I wrote a few more comments on the piece here. I also did an anthropological dive into my critical comments. Spoiler alert - mostly they called me gay.
I wrote two blog posts reacting to other articles. In one, I explored the rejection of women's historians by the proposed organizers of a National Women's History Museum. I wrote, "Experts in women's history are able to place such contemporary questions in a broad historical context, linking sexism and discrimination now and in the past. That's threatening to a bland positivist master narrative of progress from the "bad old days" before the vote to the good times now."
In the other, I talked about David Brooks, who wrote a lovely column about the love of books and bemoaning cultural change, missing the point that the policies he endorses are responsible for the erosion of the educative culture he thinks has been lost. If it's been lost at all.

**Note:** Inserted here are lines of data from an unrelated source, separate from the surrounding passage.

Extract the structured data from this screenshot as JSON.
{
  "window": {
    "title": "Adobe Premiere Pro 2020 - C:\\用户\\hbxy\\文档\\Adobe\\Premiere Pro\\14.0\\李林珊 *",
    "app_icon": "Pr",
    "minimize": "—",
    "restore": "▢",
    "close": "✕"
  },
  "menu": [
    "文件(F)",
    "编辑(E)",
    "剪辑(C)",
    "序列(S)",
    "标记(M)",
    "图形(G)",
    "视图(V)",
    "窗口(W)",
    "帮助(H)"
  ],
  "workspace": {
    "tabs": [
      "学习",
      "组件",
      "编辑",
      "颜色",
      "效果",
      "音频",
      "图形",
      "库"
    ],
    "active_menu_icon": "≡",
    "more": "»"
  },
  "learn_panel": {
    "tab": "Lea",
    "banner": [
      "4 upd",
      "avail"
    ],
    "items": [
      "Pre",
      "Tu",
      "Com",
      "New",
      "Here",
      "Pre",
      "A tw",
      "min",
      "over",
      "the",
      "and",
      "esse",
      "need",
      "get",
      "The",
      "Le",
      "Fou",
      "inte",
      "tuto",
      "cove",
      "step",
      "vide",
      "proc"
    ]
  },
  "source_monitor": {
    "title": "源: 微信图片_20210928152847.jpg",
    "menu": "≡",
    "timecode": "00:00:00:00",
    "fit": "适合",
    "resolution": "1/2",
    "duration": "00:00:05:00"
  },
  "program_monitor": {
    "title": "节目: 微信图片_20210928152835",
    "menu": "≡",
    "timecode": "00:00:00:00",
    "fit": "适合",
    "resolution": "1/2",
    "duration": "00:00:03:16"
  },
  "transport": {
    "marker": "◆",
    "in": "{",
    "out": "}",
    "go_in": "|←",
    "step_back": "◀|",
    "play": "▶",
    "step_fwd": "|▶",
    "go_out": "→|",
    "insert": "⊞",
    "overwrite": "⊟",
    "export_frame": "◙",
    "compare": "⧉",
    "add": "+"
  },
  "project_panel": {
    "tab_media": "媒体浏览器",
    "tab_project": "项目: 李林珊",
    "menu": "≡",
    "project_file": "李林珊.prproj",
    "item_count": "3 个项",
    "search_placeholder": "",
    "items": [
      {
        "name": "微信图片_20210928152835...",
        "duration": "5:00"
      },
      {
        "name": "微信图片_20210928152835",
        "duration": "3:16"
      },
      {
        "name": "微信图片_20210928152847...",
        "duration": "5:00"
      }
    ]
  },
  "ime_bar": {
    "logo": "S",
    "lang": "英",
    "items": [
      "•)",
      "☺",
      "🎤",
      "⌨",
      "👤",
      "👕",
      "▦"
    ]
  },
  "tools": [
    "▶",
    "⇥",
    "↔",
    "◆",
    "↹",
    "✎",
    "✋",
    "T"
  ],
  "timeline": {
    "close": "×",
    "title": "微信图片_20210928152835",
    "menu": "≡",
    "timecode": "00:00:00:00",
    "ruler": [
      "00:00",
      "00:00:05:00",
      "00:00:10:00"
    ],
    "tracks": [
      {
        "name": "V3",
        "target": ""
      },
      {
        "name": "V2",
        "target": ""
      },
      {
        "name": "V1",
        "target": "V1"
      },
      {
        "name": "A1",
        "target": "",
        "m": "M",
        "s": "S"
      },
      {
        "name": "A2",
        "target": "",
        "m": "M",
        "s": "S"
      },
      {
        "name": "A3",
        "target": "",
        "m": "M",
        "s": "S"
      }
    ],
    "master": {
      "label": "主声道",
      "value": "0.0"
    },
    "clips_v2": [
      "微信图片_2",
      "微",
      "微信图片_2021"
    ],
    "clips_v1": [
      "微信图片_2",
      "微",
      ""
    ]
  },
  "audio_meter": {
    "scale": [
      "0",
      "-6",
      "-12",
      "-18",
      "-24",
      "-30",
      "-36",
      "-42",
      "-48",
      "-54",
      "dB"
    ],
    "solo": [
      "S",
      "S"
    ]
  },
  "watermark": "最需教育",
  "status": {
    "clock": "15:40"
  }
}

Finally, I wrote about academia. On May 1, I wrote a little rant about international workers' day and academic work. Here's a line you're going to see a lot from me over the next few months: "Teaching is work. Programming is work. Scholarship is work. Science is work. Grading is work. Committee service is work. This is not to embrace the business-speak model of the academy; no, that model seeks to de-value your labor. Labor - valuing your work as work - is the antidote to business-speak."
And I started the week with rejection. My work gets rejected all the time. It hurts, but since I don't believe in the myth of the academic meritocracy, it doesn't shake me to the foundations of my soul. It took a long time to reach that place.
Thanks for reading. Thanks especially to all the new people who came to the blog. I'll try not to disappoint you.